Шрифт:
Интервал:
Закладка:
Таким образом, в постсоветском российском контексте концепция нового мирового порядка приобрела исключительно антизападный, антиамериканский характер и в таком виде была воспринята многими последующими авторами теорий заговора[269]. Утрата статуса сверхдержавы и военные конфликты, в которых важную роль играли США (на Балканах, в Кувейте, в Грузии), также воспринимались как следствие антироссийского заговора[270]. Мир, в котором существует один гегемон, вызывал ужас и ненависть российских националистов. Сергей Бабурин, один из парламентских лидеров националистической партии РОС (Российский общенациональный союз), в 1990-е гг. заявлял, используя дугинскую терминологию: «Мы видим, что все мондиалистские проекты имеют на себе явный отпечаток того политического, правового и государственного режима, который так радеет о наступлении этого пресловутого “Порядка”. Отсюда напрашивается вывод: после крушения биполярного мира именно США стремятся стать единственным планетарным диктатором, стремятся стать единственным арбитром в международных вопросах. Нужно ли это всем народам мира? Отнюдь не уверен. Более того, от установления такой планетарной диктатуры проиграют в конце концов сами США. Не могут не проиграть…»[271]
Занятно, что спустя 15 лет после этого интервью похожие мысли с критикой гегемонии в международных отношениях были высказаны Владимиром Путиным. Это показывает, какое значение приобрел антиамериканизм в российской политической идеологии: «Это один центр власти, один центр силы, один центр принятия решения. Это мир одного хозяина, одного суверена. И это в конечном итоге губительно не только для всех, кто находится в рамках этой системы, но и для самого суверена, потому что разрушает его изнутри. И это ничего общего не имеет, конечно, с демократией»[272].

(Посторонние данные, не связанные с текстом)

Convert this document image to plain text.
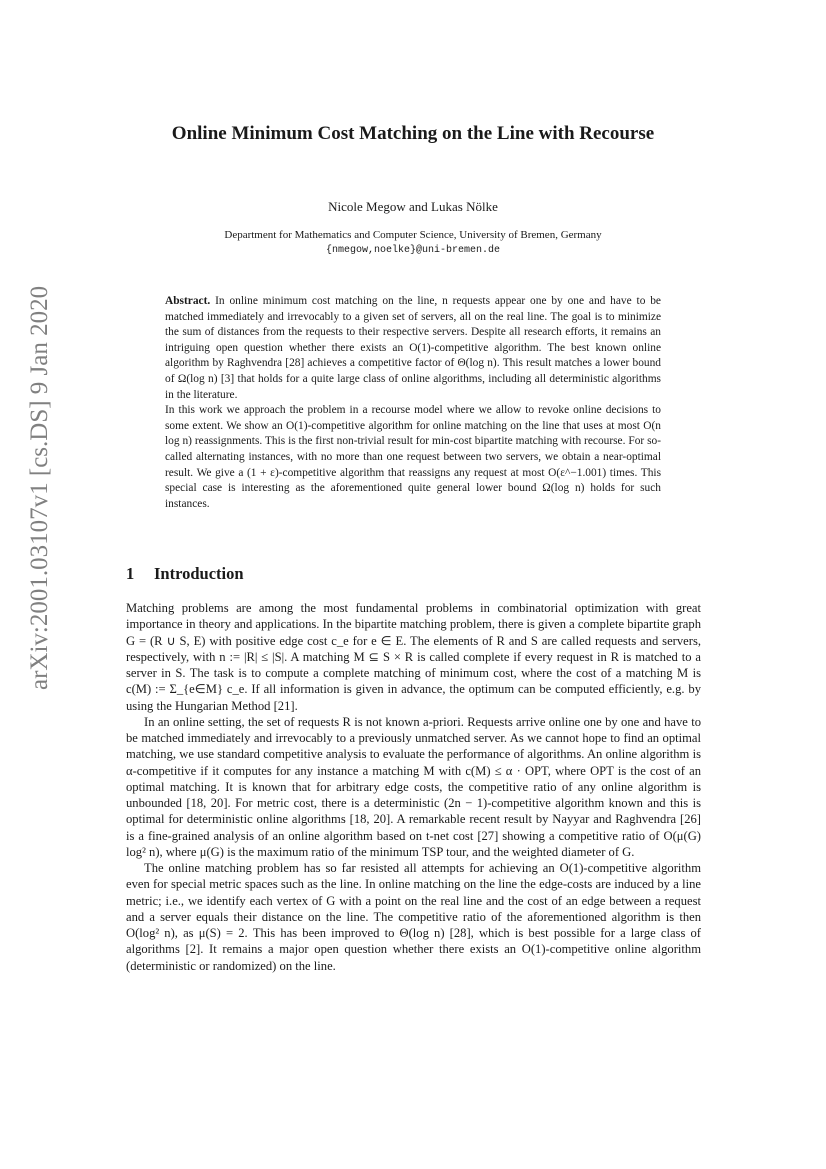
arXiv:2001.03107v1 [cs.DS] 9 Jan 2020
Online Minimum Cost Matching on the Line with Recourse
Nicole Megow and Lukas Nölke
Department for Mathematics and Computer Science, University of Bremen, Germany
{nmegow,noelke}@uni-bremen.de

Abstract. In online minimum cost matching on the line, n requests appear one by one and have to be matched immediately and irrevocably to a given set of servers, all on the real line. The goal is to minimize the sum of distances from the requests to their respective servers. Despite all research efforts, it remains an intriguing open question whether there exists an O(1)-competitive algorithm. The best known online algorithm by Raghvendra [28] achieves a competitive factor of Θ(log n). This result matches a lower bound of Ω(log n) [3] that holds for a quite large class of online algorithms, including all deterministic algorithms in the literature.

In this work we approach the problem in a recourse model where we allow to revoke online decisions to some extent. We show an O(1)-competitive algorithm for online matching on the line that uses at most O(n log n) reassignments. This is the first non-trivial result for min-cost bipartite matching with recourse. For so-called alternating instances, with no more than one request between two servers, we obtain a near-optimal result. We give a (1 + ε)-competitive algorithm that reassigns any request at most O(ε^−1.001) times. This special case is interesting as the aforementioned quite general lower bound Ω(log n) holds for such instances.

1 Introduction

Matching problems are among the most fundamental problems in combinatorial optimization with great importance in theory and applications. In the bipartite matching problem, there is given a complete bipartite graph G = (R ∪ S, E) with positive edge cost c_e for e ∈ E. The elements of R and S are called requests and servers, respectively, with n := |R| ≤ |S|. A matching M ⊆ S × R is called complete if every request in R is matched to a server in S. The task is to compute a complete matching of minimum cost, where the cost of a matching M is c(M) := Σ_{e∈M} c_e. If all information is given in advance, the optimum can be computed efficiently, e.g. by using the Hungarian Method [21].

In an online setting, the set of requests R is not known a-priori. Requests arrive online one by one and have to be matched immediately and irrevocably to a previously unmatched server. As we cannot hope to find an optimal matching, we use standard competitive analysis to evaluate the performance of algorithms. An online algorithm is α-competitive if it computes for any instance a matching M with c(M) ≤ α · OPT, where OPT is the cost of an optimal matching. It is known that for arbitrary edge costs, the competitive ratio of any online algorithm is unbounded [18, 20]. For metric cost, there is a deterministic (2n − 1)-competitive algorithm known and this is optimal for deterministic online algorithms [18, 20]. A remarkable recent result by Nayyar and Raghvendra [26] is a fine-grained analysis of an online algorithm based on t-net cost [27] showing a competitive ratio of O(μ(G) log² n), where μ(G) is the maximum ratio of the minimum TSP tour, and the weighted diameter of G.

The online matching problem has so far resisted all attempts for achieving an O(1)-competitive algorithm even for special metric spaces such as the line. In online matching on the line the edge-costs are induced by a line metric; i.e., we identify each vertex of G with a point on the real line and the cost of an edge between a request and a server equals their distance on the line. The competitive ratio of the aforementioned algorithm is then O(log² n), as μ(S) = 2. This has been improved to Θ(log n) [28], which is best possible for a large class of algorithms [2]. It remains a major open question whether there exists an O(1)-competitive online algorithm (deterministic or randomized) on the line.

Именно такие повороты политической риторики российского руководства дают основания полагать, что у Дугина есть тесные связи с Кремлем. Однако доподлинно неизвестно, насколько близко он знаком и знаком ли вообще с российским политическим руководством. Джон Данлоп[273] и Чарльз Кловер[274] полагают, что в начала 2000-х Павловский помог Дугину получить доступ к Администрации Президента. В 2001 г. Дугин основал политическое движение «Евразия», в руководящем совете которого было много известных политиков, ученых и медиаперсон[275]. В 2008 г. он получил пост руководителя Центра консервативных исследований, а в 2009-м стал заведующим кафедрой социологии международных отношений МГУ[276]. Это подчеркнуло его идейное влияние и неформальные связи и стало кульминацией карьеры ученого. Но из-за критики политики Путина на Донбассе Дугин лишился этой должности[277], однако в 2016 г. продолжил участвовать в международной политике, якобы помогая разрешить кризис в отношениях России и Турции[278].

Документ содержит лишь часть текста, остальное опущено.